Série Terminée – 3 saisons
Penny Dreadful, c’est un peu cette série historique qui traînait dans ma watchlist depuis longtemps, sans que je me décide vraiment à la lancer. Je galérais un peu à trouver les premiers épisodes en VO, mais une fois que j’ai enfin pu m’y mettre… je me suis laissée happer bien plus vite que prévu. Elle est maintenant disponible sur Netflix.

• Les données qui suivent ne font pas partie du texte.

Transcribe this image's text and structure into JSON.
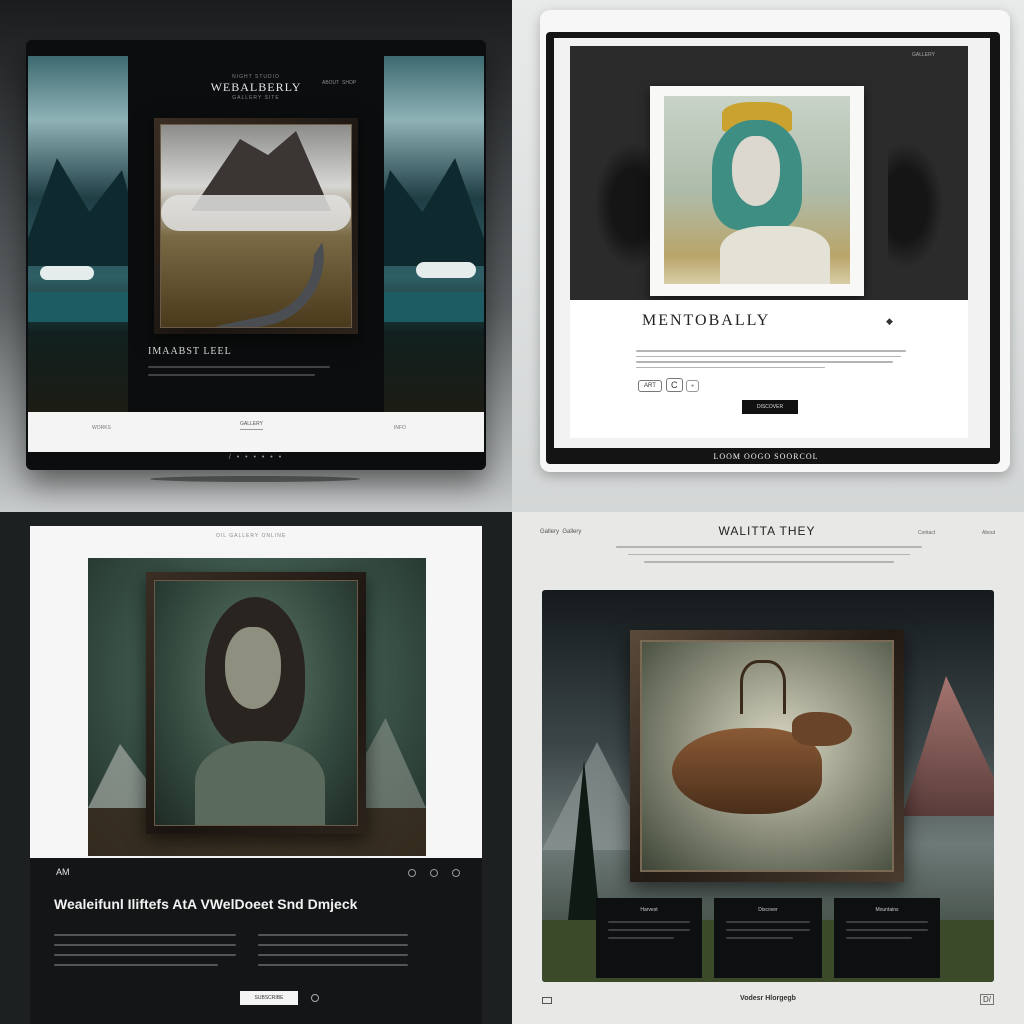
{
  "q1": {
    "brand_small": "NIGHT STUDIO",
    "title": "WEBALBERLY",
    "subtitle": "GALLERY SITE",
    "nav": [
      "ABOUT",
      "SHOP"
    ],
    "caption": "IMAABST LEEL",
    "footer_links": [
      "WORKS",
      "GALLERY",
      "INFO"
    ],
    "dots": "/ • • • • • •"
  },
  "q2": {
    "top_link": "GALLERY",
    "heading": "MENTOBALLY",
    "tags": [
      "ART",
      "C",
      "●"
    ],
    "button": "DISCOVER",
    "footer": "LOOM OOGO SOORCOL"
  },
  "q3": {
    "top_text": "OIL GALLERY ONLINE",
    "brand": "AM",
    "headline": "Wealeifunl Iliftefs AtA VWelDoeet Snd Dmjeck",
    "button": "SUBSCRIBE"
  },
  "q4": {
    "left_nav": "Gallery  Gallery",
    "title": "WALITTA THEY",
    "right_nav": [
      "Contact",
      "About"
    ],
    "cards": [
      "Harvest",
      "Discover",
      "Mountains"
    ],
    "footer_center": "Vodesr Hlorgegb",
    "footer_left": "",
    "footer_right": "D/"
  }
}
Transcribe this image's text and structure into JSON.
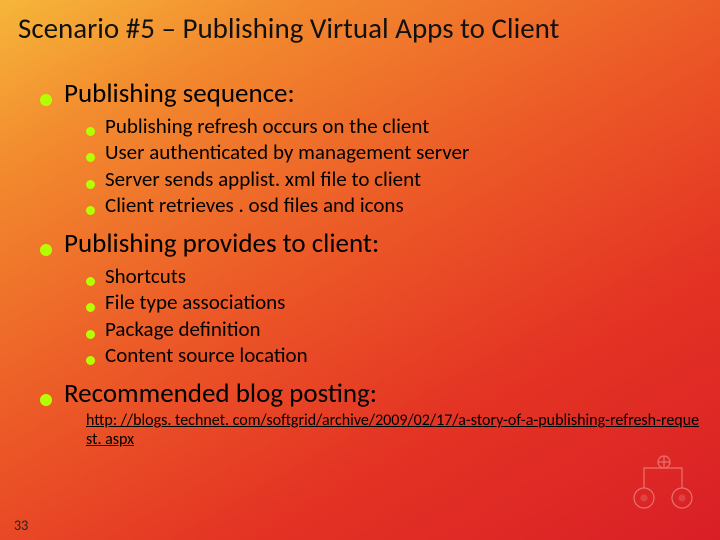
{
  "title": "Scenario #5 – Publishing Virtual Apps to Client",
  "sections": [
    {
      "heading": "Publishing sequence:",
      "items": [
        "Publishing refresh occurs on the client",
        "User authenticated by management server",
        "Server sends applist. xml file to client",
        "Client retrieves . osd files and icons"
      ]
    },
    {
      "heading": "Publishing provides to client:",
      "items": [
        "Shortcuts",
        "File type associations",
        "Package definition",
        "Content source location"
      ]
    },
    {
      "heading": "Recommended blog posting:"
    }
  ],
  "link_text": "http: //blogs. technet. com/softgrid/archive/2009/02/17/a-story-of-a-publishing-refresh-request. aspx",
  "page_number": "33"
}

Le début de la saison 1 est un peu lent, voire hésitant, mais très vite le scénario se met en place et on se retrouve plongé dans un univers dense, fascinant, et surtout porté par un casting d’une justesse impressionnante.

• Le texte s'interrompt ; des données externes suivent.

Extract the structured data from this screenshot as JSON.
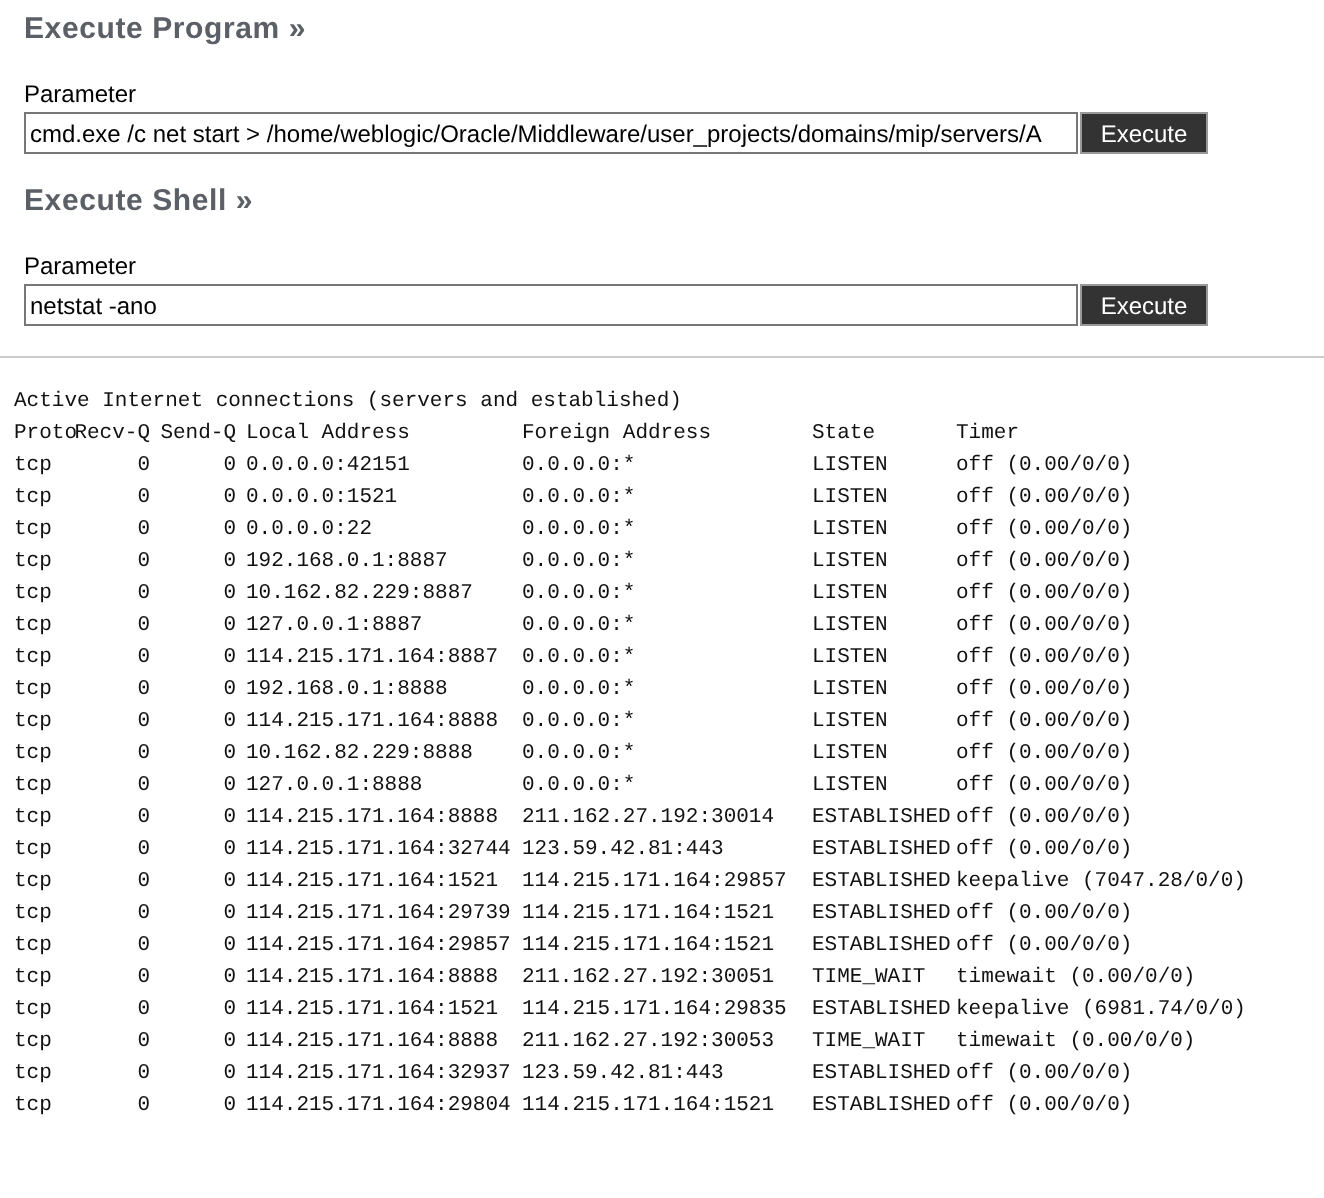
{
  "sections": [
    {
      "heading": "Execute Program »",
      "label": "Parameter",
      "value": "cmd.exe /c net start > /home/weblogic/Oracle/Middleware/user_projects/domains/mip/servers/A",
      "button": "Execute"
    },
    {
      "heading": "Execute Shell »",
      "label": "Parameter",
      "value": "netstat -ano",
      "button": "Execute"
    }
  ],
  "output": {
    "title": "Active Internet connections (servers and established)",
    "columns": [
      "Proto",
      "Recv-Q",
      "Send-Q",
      "Local Address",
      "Foreign Address",
      "State",
      "Timer"
    ],
    "rows": [
      [
        "tcp",
        "0",
        "0",
        "0.0.0.0:42151",
        "0.0.0.0:*",
        "LISTEN",
        "off (0.00/0/0)"
      ],
      [
        "tcp",
        "0",
        "0",
        "0.0.0.0:1521",
        "0.0.0.0:*",
        "LISTEN",
        "off (0.00/0/0)"
      ],
      [
        "tcp",
        "0",
        "0",
        "0.0.0.0:22",
        "0.0.0.0:*",
        "LISTEN",
        "off (0.00/0/0)"
      ],
      [
        "tcp",
        "0",
        "0",
        "192.168.0.1:8887",
        "0.0.0.0:*",
        "LISTEN",
        "off (0.00/0/0)"
      ],
      [
        "tcp",
        "0",
        "0",
        "10.162.82.229:8887",
        "0.0.0.0:*",
        "LISTEN",
        "off (0.00/0/0)"
      ],
      [
        "tcp",
        "0",
        "0",
        "127.0.0.1:8887",
        "0.0.0.0:*",
        "LISTEN",
        "off (0.00/0/0)"
      ],
      [
        "tcp",
        "0",
        "0",
        "114.215.171.164:8887",
        "0.0.0.0:*",
        "LISTEN",
        "off (0.00/0/0)"
      ],
      [
        "tcp",
        "0",
        "0",
        "192.168.0.1:8888",
        "0.0.0.0:*",
        "LISTEN",
        "off (0.00/0/0)"
      ],
      [
        "tcp",
        "0",
        "0",
        "114.215.171.164:8888",
        "0.0.0.0:*",
        "LISTEN",
        "off (0.00/0/0)"
      ],
      [
        "tcp",
        "0",
        "0",
        "10.162.82.229:8888",
        "0.0.0.0:*",
        "LISTEN",
        "off (0.00/0/0)"
      ],
      [
        "tcp",
        "0",
        "0",
        "127.0.0.1:8888",
        "0.0.0.0:*",
        "LISTEN",
        "off (0.00/0/0)"
      ],
      [
        "tcp",
        "0",
        "0",
        "114.215.171.164:8888",
        "211.162.27.192:30014",
        "ESTABLISHED",
        "off (0.00/0/0)"
      ],
      [
        "tcp",
        "0",
        "0",
        "114.215.171.164:32744",
        "123.59.42.81:443",
        "ESTABLISHED",
        "off (0.00/0/0)"
      ],
      [
        "tcp",
        "0",
        "0",
        "114.215.171.164:1521",
        "114.215.171.164:29857",
        "ESTABLISHED",
        "keepalive (7047.28/0/0)"
      ],
      [
        "tcp",
        "0",
        "0",
        "114.215.171.164:29739",
        "114.215.171.164:1521",
        "ESTABLISHED",
        "off (0.00/0/0)"
      ],
      [
        "tcp",
        "0",
        "0",
        "114.215.171.164:29857",
        "114.215.171.164:1521",
        "ESTABLISHED",
        "off (0.00/0/0)"
      ],
      [
        "tcp",
        "0",
        "0",
        "114.215.171.164:8888",
        "211.162.27.192:30051",
        "TIME_WAIT",
        "timewait (0.00/0/0)"
      ],
      [
        "tcp",
        "0",
        "0",
        "114.215.171.164:1521",
        "114.215.171.164:29835",
        "ESTABLISHED",
        "keepalive (6981.74/0/0)"
      ],
      [
        "tcp",
        "0",
        "0",
        "114.215.171.164:8888",
        "211.162.27.192:30053",
        "TIME_WAIT",
        "timewait (0.00/0/0)"
      ],
      [
        "tcp",
        "0",
        "0",
        "114.215.171.164:32937",
        "123.59.42.81:443",
        "ESTABLISHED",
        "off (0.00/0/0)"
      ],
      [
        "tcp",
        "0",
        "0",
        "114.215.171.164:29804",
        "114.215.171.164:1521",
        "ESTABLISHED",
        "off (0.00/0/0)"
      ]
    ]
  }
}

Ce que j’ai adoré, c’est cette idée absolument géniale d’assembler des personnages littéraires que l’on connaît tous : Dracula, Dorian Gray, Frankenstein et bien d’autres — mais sans jamais tomber dans la facilité. Ici, ils ne sont pas simplement là pour faire plaisir aux fans : ils sont réinventés, réappropriés, et surtout profondément intégrés à une intrigue originale, sombre et tortueuse. On redécouvre ces figures sous un autre angle, plus intime, plus brutal aussi, et j’ai trouvé ça extrêmement réussi. Chaque apparition devient presque un petit frisson, un clin d’œil intelligent pour les amateurs de littérature… et clairement, j’en fais partie.

Je ne pensais pas non plus que l’atmosphère de Penny Dreadful allait autant me plaire. On est dans un registre très marqué : gothique, horrifique, parfois même dérangeant. Certaines scènes sont dures, presque malsaines, mais toujours justifiées par l’histoire et l’univers. Et contre toute attente, j’ai totalement adhéré. Il y a quelque chose d’hypnotisant dans cette noirceur, dans cette manière de plonger dans les zones les plus sombres de l’âme humaine.
L’Angleterre victorienne est d’ailleurs superbement représentée. On ressent chaque contraste : le faste des salons, la richesse apparente, mais aussi la misère, les ruelles sombres, les bas-fonds, les lieux de débauche… Tout cohabite dans une ambiance presque étouffante, mais terriblement immersive. On a vraiment cette impression de voyager dans un Londres à la fois fascinant et dangereux, où chaque coin de rue peut cacher quelque chose d’inquiétant.
Visuellement, Penny Dreadful est une vraie réussite. Chaque plan est travaillé, presque pictural. On est souvent face à de véritables tableaux vivants, beaux mais troublants, qui renforcent encore cette atmosphère unique. Il y a un vrai sens du détail, une esthétique très forte qui donne à la série une identité à part entière.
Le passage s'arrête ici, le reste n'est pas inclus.